Since then commercial applications abound and many more great brains have worked on the problem and NSA now uses public key crypto but not RSA, but there are still no proofs. Unfortunately (in my opinion) too many mathematicians direct their efforts to a theory of complexity that uses the language of cryptography, has little or nothing to do with practical cryptography (e.g. the P vs NP problem).

> 
> * If HTTPS is good enough for
> my bank account, how come I
> can't use it to vote?  Why
> do I have to vote in person?

Some here would question your premise that HTTPS is good enough for banking. There are additional protections for your bank account, including the ability to trace and reverse fraudulent transactions and legal limits (in the U.S. at least) to your losses in case of provable theft. The security track record of electronic voting has not been good and the desire to have a system that is both audit-able and preserves the secret ballot is a big technological challenge. Finally not every one in the political world wants voting to be easy. 

> 
> * Speaking of banking, will
> digital currency replace
> paper money?

I’ll leave this one to others.

> 
> * What is "strong" crypto?
> Some products say that they
> use "government quality"
> crypto.  Will I be twice as
> safe with 2048-bit keys as
> with 1024-bit keys?
> 

I would define strong crypto as systems that encrypt using algorithms for which there is no know way to to decrypt without knowing the key or at least a large portion of it. For systems that use completely random strings of bits as keys, such as symmetric ciphers, adding one bit doubles the systems security against ordinary decryption means. Two bits are thought to be needed to double strength against theoretical quantum computers. 

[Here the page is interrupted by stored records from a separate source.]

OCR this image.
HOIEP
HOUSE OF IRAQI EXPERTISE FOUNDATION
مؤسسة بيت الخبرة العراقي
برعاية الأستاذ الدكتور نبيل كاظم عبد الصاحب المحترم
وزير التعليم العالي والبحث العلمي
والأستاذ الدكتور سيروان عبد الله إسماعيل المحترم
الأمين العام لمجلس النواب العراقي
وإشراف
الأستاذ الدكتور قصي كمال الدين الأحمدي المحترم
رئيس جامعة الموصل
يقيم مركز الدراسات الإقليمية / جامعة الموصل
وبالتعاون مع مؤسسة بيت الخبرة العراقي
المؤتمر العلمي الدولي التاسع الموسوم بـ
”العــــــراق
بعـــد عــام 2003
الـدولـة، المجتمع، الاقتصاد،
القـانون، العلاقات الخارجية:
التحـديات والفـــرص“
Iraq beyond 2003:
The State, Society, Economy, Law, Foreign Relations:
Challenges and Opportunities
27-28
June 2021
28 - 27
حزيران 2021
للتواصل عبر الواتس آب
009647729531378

When 1024-bit keys 2048-bit keys are mentioned they are usually for public key cryptography and thus are not random quantities, but have considerable structure, e.g. a 1024 bit RSA key is typically the product of two 512-bit prime numbers. Doubling the length of such keys does much more that double their strength. In 2003 RSA Security claimed that 1024-bit RSA keys are equivalent in strength to 80-bit symmetric keys, and 2048-bit RSA keys to 112-bit symmetric keys. If that analysis still holds true, then 2048-bit RSA keys are 2^32 time stronger that 1024-bit RSA keys, or about 4 billion times harder to crack.